"First, don't lie" that should be the documentary/new photographers rule of life. No manipulation, cropping or coloration whether done in camera or not, should provide significant distortions of what actually happened. Unless of course the caption reads..not captured, ten U.s. soldiers where slaughtered 2 minutes beforehand to place some crazy US soldier in context.
Same in any documentation. That's the ethics of it.
For portraits, glamour, art the sky's the limit. There are no valid barriers to method or extent of image alteration.
For pictures accompanying sales/advertising/political campaigns of, the moral issue raises it's head once more.
That however, we are used to.
Pictures in the news, however are too important to be twisted to represent a personal "view" of the world.
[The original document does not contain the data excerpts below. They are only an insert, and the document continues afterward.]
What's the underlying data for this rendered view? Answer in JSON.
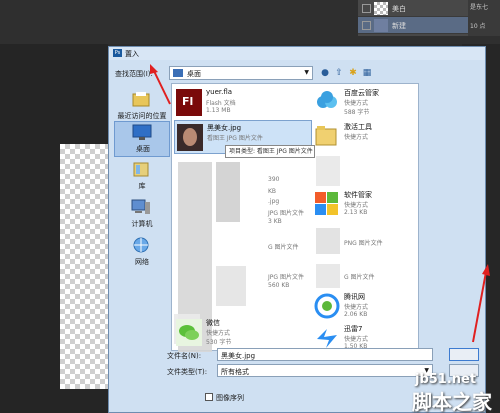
{
  "photoshop": {
    "layers": [
      {
        "name": "美白"
      },
      {
        "name": "新建"
      }
    ],
    "properties_text": [
      "是东七",
      "10 点"
    ]
  },
  "dialog": {
    "title": "置入",
    "icon_text": "Ps",
    "look_in_label": "查找范围(I):",
    "look_in_value": "桌面",
    "places": [
      {
        "label": "最近访问的位置",
        "icon": "recent-icon"
      },
      {
        "label": "桌面",
        "icon": "desktop-icon"
      },
      {
        "label": "库",
        "icon": "library-icon"
      },
      {
        "label": "计算机",
        "icon": "computer-icon"
      },
      {
        "label": "网络",
        "icon": "network-icon"
      }
    ],
    "files": [
      {
        "name": "yuer.fla",
        "type": "Flash 文档",
        "size": "1.13 MB",
        "icon": "flash-icon"
      },
      {
        "name": "黑美女.jpg",
        "type": "看图王 JPG 图片文件",
        "size": "",
        "icon": "photo-thumbnail"
      },
      {
        "name": "",
        "type": "",
        "size": "",
        "icon": "blurred-icon"
      },
      {
        "name": "百度云管家",
        "type": "快捷方式",
        "size": "588 字节",
        "icon": "baidu-cloud-icon"
      },
      {
        "name": "激活工具",
        "type": "快捷方式",
        "size": "",
        "icon": "folder-icon"
      },
      {
        "name": "软件管家",
        "type": "快捷方式",
        "size": "2.13 KB",
        "icon": "software-manager-icon"
      },
      {
        "name": "腾讯网",
        "type": "快捷方式",
        "size": "2.06 KB",
        "icon": "tencent-icon"
      },
      {
        "name": "微信",
        "type": "快捷方式",
        "size": "530 字节",
        "icon": "wechat-icon"
      },
      {
        "name": "迅雷7",
        "type": "快捷方式",
        "size": "1.50 KB",
        "icon": "xunlei-icon"
      }
    ],
    "partial_text": {
      "a": ".jpg",
      "b": "JPG 图片文件",
      "c": "3 KB",
      "d": "G 图片文件",
      "e": "JPG 图片文件",
      "f": "560 KB",
      "g": "PNG 图片文件",
      "h": "G 图片文件",
      "i": "390",
      "j": "KB",
      "k": "PNG 图片文件",
      "l": "G 图片文件"
    },
    "tooltip": "项目类型: 看图王 JPG 图片文件",
    "file_name_label": "文件名(N):",
    "file_name_value": "黑美女.jpg",
    "file_type_label": "文件类型(T):",
    "file_type_value": "所有格式",
    "image_sequence_label": "图像序列"
  },
  "watermark": {
    "site": "jb51.net",
    "name": "脚本之家"
  }
}
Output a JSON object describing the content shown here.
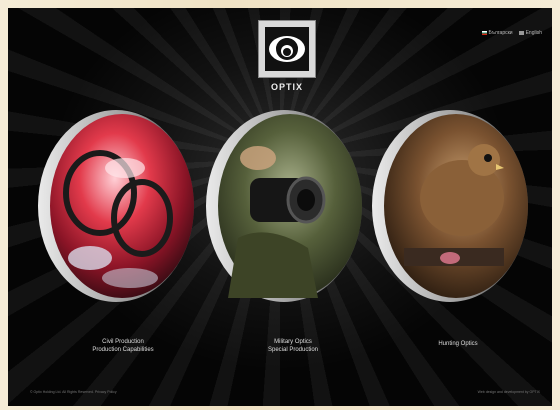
{
  "language": {
    "bg_label": "Български",
    "en_label": "English"
  },
  "logo": {
    "text": "OPTIX"
  },
  "sections": [
    {
      "line1": "Civil Production",
      "line2": "Production Capabilities"
    },
    {
      "line1": "Military Optics",
      "line2": "Special Production"
    },
    {
      "line1": "Hunting Optics",
      "line2": ""
    }
  ],
  "footer": {
    "left": "© Optix Holding Ltd. All Rights Reserved. Privacy Policy",
    "right": "Web design and development by OPTIX"
  },
  "colors": {
    "background": "#050505",
    "outer_background": "#f4ecd8",
    "lens_rim": "#d7d7d7"
  }
}
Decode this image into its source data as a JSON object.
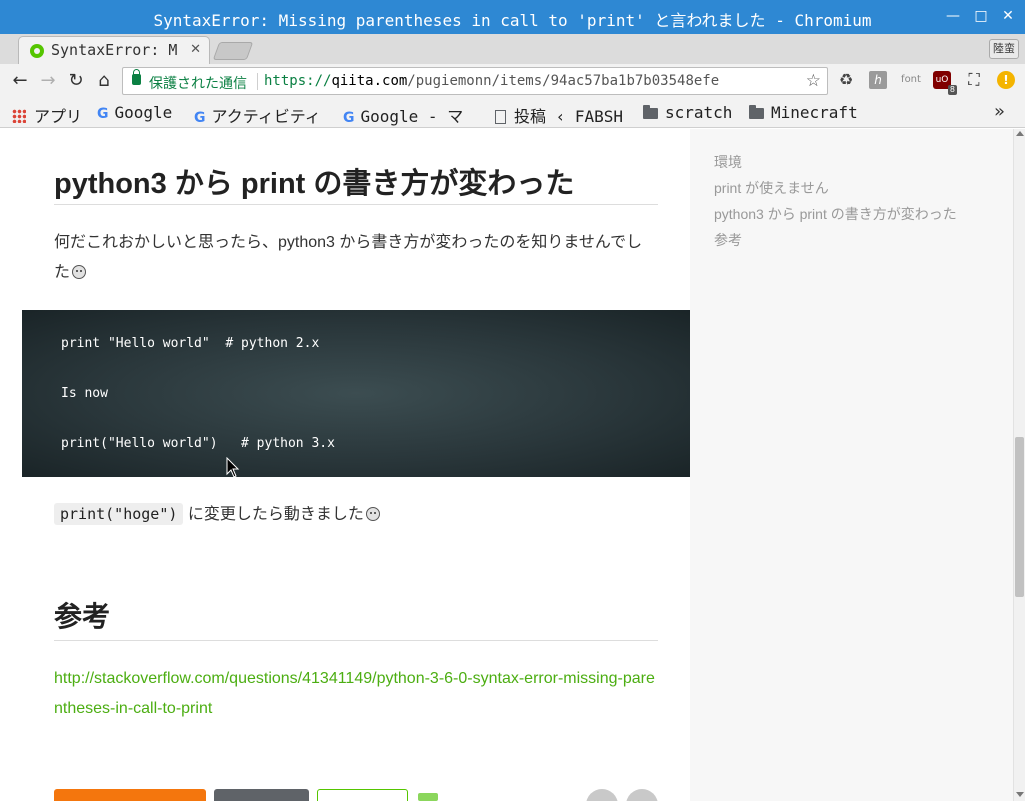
{
  "window": {
    "title": "SyntaxError: Missing parentheses in call to 'print' と言われました - Chromium",
    "controls": {
      "minimize": "—",
      "maximize": "□",
      "close": "✕"
    }
  },
  "tabs": [
    {
      "label": "SyntaxError: M",
      "close": "✕",
      "active": true
    }
  ],
  "profile_label": "陸蛮",
  "toolbar": {
    "back": "←",
    "forward": "→",
    "reload": "↻",
    "home": "⌂",
    "secure_label": "保護された通信",
    "url_scheme": "https://",
    "url_host": "qiita.com",
    "url_path": "/pugiemonn/items/94ac57ba1b7b03548efe",
    "star": "☆",
    "extensions": {
      "recycle": "♻",
      "hatena": "h",
      "font": "font",
      "ublock": "uO",
      "ublock_count": "8",
      "cast": "⛶",
      "alert": "!"
    }
  },
  "bookmarks": {
    "items": [
      {
        "label": "アプリ",
        "icon": "apps-grid-icon"
      },
      {
        "label": "Google",
        "icon": "google-icon"
      },
      {
        "label": "アクティビティ",
        "icon": "google-icon"
      },
      {
        "label": "Google - マ",
        "icon": "google-icon"
      },
      {
        "label": "投稿 ‹ FABSH",
        "icon": "document-icon"
      },
      {
        "label": "scratch",
        "icon": "folder-icon"
      },
      {
        "label": "Minecraft",
        "icon": "folder-icon"
      }
    ],
    "more": "»"
  },
  "article": {
    "heading_print_change": "python3 から print の書き方が変わった",
    "para_intro": "何だこれおかしいと思ったら、python3 から書き方が変わったのを知りませんでした",
    "code_lines": [
      "print \"Hello world\"  # python 2.x",
      "Is now",
      "print(\"Hello world\")   # python 3.x"
    ],
    "inline_code": "print(\"hoge\")",
    "para_fixed": "に変更したら動きました",
    "heading_refs": "参考",
    "ref_link": "http://stackoverflow.com/questions/41341149/python-3-6-0-syntax-error-missing-parentheses-in-call-to-print"
  },
  "toc": [
    "環境",
    "print が使えません",
    "python3 から print の書き方が変わった",
    "参考"
  ],
  "colors": {
    "titlebar": "#2e88d3",
    "qiita_green": "#55c500",
    "link_green": "#4cae12",
    "secure_green": "#0b8043",
    "stock_orange": "#f4760d"
  }
}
We should expect and demand that documentation represents what our own eyes would have readily seen and not a view shaped by propaganda.
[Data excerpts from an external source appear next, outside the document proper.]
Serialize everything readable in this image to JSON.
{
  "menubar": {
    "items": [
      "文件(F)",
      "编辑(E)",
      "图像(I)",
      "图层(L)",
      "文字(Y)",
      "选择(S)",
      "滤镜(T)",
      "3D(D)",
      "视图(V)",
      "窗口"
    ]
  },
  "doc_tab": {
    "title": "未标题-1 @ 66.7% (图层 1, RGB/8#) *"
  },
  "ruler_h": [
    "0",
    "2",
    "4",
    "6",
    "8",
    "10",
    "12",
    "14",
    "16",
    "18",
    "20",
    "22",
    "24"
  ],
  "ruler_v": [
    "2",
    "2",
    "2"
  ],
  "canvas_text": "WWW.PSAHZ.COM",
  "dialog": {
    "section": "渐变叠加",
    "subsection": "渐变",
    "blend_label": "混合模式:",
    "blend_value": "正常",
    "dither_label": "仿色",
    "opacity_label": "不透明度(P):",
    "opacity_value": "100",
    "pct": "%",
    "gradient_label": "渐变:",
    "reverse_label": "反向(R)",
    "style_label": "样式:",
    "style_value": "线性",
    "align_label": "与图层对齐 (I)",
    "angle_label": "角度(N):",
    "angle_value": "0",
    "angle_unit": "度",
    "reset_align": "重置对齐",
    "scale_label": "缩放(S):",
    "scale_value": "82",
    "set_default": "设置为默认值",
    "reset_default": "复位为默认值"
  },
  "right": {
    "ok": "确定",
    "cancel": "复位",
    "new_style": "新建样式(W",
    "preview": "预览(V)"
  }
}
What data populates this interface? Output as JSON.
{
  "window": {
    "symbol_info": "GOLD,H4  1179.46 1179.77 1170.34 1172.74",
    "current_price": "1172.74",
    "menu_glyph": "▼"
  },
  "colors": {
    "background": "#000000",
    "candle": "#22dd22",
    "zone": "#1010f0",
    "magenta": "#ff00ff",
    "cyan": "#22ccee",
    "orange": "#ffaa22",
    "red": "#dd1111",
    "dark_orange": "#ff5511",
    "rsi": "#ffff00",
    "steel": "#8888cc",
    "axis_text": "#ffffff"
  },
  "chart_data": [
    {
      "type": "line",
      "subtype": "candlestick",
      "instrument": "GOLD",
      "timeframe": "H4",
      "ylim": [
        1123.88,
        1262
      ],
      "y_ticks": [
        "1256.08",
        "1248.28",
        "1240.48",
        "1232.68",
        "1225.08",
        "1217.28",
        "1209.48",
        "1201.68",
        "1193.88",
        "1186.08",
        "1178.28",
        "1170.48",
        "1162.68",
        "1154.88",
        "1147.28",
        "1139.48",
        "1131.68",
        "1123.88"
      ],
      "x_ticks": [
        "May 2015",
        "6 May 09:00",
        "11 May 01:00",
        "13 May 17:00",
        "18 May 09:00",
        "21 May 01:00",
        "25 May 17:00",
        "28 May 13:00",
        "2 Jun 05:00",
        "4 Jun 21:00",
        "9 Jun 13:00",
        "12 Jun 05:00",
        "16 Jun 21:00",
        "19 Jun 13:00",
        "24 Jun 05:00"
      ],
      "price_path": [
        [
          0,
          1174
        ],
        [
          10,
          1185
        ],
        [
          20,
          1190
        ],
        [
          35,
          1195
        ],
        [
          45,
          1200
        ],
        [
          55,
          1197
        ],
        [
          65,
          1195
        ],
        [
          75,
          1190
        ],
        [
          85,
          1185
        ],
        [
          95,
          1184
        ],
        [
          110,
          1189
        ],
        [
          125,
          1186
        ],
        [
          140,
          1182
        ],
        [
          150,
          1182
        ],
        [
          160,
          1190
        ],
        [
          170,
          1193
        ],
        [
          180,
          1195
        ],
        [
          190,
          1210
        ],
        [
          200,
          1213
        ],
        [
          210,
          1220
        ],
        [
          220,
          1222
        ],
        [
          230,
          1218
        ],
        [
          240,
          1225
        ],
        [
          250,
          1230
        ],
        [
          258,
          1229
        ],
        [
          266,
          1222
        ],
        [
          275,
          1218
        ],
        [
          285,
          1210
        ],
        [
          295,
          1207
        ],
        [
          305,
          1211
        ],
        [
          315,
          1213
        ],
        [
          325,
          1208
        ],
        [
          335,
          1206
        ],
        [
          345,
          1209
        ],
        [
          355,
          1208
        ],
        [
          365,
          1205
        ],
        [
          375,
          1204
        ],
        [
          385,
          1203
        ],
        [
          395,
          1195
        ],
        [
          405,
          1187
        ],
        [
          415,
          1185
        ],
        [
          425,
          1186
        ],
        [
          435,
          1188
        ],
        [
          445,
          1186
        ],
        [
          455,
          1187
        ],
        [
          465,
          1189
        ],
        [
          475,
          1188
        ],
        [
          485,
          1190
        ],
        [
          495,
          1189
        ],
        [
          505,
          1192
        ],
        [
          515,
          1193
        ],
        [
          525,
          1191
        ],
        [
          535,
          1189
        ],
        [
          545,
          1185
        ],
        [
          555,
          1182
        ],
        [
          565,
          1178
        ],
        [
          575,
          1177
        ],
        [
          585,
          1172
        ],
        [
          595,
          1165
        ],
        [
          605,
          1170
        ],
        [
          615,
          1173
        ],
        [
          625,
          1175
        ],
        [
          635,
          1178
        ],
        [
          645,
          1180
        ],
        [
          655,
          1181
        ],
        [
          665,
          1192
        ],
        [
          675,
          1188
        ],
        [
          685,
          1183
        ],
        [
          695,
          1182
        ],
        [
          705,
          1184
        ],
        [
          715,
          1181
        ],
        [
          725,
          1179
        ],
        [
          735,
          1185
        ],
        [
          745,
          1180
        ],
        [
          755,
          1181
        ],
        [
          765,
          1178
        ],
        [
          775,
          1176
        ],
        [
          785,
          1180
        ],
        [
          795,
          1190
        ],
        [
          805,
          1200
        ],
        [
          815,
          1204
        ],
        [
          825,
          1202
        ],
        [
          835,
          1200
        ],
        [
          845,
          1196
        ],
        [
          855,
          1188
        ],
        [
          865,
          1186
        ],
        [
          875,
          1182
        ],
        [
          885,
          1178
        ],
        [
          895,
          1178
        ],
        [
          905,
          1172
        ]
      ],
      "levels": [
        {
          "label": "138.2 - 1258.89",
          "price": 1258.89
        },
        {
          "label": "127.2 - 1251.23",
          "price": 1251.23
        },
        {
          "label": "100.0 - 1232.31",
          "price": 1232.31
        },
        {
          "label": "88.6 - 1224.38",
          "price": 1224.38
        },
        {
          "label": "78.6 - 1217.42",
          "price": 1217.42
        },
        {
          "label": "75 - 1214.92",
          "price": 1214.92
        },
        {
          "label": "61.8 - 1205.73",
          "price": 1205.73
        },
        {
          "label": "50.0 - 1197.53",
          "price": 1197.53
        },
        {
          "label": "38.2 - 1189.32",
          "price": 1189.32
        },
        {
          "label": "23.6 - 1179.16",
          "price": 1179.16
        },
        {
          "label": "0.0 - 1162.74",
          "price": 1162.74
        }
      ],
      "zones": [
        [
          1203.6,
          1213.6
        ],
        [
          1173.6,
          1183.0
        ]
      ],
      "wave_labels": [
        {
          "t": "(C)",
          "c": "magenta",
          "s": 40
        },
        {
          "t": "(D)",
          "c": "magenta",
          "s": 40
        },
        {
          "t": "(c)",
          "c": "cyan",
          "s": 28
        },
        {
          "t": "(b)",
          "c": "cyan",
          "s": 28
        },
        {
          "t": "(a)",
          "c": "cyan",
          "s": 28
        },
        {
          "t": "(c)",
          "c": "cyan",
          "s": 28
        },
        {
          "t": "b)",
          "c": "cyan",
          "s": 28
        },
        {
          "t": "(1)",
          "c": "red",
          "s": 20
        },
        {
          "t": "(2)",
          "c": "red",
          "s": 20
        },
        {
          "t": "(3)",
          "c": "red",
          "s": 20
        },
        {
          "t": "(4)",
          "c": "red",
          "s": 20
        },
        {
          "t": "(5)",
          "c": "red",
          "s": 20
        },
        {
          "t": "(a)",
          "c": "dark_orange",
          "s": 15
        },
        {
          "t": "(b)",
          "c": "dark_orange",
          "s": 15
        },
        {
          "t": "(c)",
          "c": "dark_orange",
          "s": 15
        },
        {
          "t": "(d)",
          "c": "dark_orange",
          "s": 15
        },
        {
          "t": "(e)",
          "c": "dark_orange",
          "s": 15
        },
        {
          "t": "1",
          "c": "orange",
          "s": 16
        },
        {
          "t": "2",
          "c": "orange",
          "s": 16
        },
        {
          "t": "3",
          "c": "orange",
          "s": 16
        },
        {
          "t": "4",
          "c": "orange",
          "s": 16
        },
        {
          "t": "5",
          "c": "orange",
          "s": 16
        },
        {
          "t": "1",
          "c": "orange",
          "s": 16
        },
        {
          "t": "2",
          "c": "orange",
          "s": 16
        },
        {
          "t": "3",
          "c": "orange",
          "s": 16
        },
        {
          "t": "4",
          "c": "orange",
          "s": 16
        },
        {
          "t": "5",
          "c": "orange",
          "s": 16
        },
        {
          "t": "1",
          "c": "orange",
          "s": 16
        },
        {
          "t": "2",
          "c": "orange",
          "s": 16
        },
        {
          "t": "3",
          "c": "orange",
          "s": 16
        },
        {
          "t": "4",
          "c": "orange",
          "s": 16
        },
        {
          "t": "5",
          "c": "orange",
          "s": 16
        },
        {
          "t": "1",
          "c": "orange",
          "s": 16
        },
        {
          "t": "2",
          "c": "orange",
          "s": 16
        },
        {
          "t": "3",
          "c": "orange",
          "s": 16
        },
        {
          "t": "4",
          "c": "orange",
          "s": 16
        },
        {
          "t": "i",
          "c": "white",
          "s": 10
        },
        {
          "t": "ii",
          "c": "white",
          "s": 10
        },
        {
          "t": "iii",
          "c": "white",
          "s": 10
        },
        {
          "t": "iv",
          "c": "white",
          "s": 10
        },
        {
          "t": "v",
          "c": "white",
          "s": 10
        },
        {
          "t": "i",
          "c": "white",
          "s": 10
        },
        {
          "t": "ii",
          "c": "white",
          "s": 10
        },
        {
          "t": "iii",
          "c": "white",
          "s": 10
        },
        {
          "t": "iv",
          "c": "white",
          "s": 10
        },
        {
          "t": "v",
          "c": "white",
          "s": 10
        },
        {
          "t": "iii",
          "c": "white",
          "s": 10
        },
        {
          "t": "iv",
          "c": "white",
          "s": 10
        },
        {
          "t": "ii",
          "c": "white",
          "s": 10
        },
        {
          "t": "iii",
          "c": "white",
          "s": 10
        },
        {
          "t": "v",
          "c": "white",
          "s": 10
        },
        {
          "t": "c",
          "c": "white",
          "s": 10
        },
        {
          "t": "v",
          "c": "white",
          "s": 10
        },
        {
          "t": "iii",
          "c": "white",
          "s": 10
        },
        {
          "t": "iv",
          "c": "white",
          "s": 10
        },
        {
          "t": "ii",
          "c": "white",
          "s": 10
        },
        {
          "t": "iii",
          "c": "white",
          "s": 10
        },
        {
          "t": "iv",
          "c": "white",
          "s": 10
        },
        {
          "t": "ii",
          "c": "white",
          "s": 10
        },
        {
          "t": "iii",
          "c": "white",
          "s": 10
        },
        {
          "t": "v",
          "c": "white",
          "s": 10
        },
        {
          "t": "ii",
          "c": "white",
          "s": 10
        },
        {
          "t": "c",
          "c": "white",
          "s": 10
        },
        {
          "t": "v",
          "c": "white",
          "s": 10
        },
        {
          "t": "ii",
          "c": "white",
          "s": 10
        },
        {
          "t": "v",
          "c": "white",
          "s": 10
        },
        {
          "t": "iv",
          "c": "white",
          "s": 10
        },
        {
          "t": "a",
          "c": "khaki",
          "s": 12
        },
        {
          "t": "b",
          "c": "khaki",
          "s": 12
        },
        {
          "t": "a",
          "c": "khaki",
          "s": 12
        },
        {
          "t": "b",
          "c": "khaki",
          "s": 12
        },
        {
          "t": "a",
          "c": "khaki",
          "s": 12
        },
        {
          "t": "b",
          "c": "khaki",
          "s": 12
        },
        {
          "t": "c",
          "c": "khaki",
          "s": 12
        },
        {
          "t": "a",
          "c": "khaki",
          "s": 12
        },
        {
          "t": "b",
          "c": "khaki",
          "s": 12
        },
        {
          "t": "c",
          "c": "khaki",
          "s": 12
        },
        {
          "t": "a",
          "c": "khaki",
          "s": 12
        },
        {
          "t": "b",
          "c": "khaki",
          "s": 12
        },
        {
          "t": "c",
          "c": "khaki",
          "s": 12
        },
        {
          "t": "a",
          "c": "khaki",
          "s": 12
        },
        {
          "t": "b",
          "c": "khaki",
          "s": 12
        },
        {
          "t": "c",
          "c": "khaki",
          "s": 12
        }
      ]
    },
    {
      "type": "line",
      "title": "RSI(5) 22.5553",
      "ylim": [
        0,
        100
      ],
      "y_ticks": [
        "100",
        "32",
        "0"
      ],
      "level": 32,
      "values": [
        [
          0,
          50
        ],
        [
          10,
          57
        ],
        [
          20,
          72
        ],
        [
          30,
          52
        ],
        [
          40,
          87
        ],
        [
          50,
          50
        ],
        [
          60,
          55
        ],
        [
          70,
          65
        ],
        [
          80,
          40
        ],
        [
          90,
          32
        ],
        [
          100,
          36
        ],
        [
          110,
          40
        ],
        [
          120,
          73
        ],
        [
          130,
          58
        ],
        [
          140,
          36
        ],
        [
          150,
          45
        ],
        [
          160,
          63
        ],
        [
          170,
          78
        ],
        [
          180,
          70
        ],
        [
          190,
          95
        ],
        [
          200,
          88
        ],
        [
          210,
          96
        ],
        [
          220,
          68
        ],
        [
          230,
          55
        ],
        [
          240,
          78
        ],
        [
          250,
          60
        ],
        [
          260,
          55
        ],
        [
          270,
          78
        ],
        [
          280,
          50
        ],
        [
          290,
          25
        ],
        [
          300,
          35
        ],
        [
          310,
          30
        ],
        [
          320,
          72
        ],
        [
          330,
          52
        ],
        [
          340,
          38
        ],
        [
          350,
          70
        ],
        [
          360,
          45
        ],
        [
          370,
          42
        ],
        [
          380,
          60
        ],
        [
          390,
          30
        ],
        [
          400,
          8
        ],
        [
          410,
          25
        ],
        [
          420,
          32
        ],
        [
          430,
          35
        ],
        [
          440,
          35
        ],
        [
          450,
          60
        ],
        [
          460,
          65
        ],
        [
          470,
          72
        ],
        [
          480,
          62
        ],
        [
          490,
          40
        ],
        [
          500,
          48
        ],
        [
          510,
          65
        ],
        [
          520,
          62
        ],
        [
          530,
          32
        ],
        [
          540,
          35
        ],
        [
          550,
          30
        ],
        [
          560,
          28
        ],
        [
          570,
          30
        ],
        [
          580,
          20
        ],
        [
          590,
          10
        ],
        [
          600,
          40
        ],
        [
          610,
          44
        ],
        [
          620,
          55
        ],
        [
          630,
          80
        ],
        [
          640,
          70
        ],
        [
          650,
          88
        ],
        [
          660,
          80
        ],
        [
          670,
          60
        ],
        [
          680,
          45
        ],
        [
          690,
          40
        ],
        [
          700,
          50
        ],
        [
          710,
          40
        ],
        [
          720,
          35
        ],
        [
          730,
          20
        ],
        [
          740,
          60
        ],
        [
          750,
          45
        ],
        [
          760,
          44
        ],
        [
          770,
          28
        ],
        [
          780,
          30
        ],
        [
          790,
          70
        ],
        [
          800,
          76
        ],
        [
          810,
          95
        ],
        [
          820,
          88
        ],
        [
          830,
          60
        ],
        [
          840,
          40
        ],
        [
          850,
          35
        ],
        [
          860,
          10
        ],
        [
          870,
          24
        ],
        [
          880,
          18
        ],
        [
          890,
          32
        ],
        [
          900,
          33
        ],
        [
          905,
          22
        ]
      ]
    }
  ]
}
I for one believe that in art, distortion, editing cropping and so forth, give the compelling meaning to otherwise less emotionally significant imagery.
It is unimportant as to whether this mpact is achieved by a T/S lens, panning a still shot, altering in P.S. or burning part of the picture over a candle flame.
As art, it either works, or it doesn't.
Mark Tucker's art works strongly for many of us. I'm impressed what beauty he achieves by mechanical means. Still, it's the effect he achieves, not the methodology that is of any significence.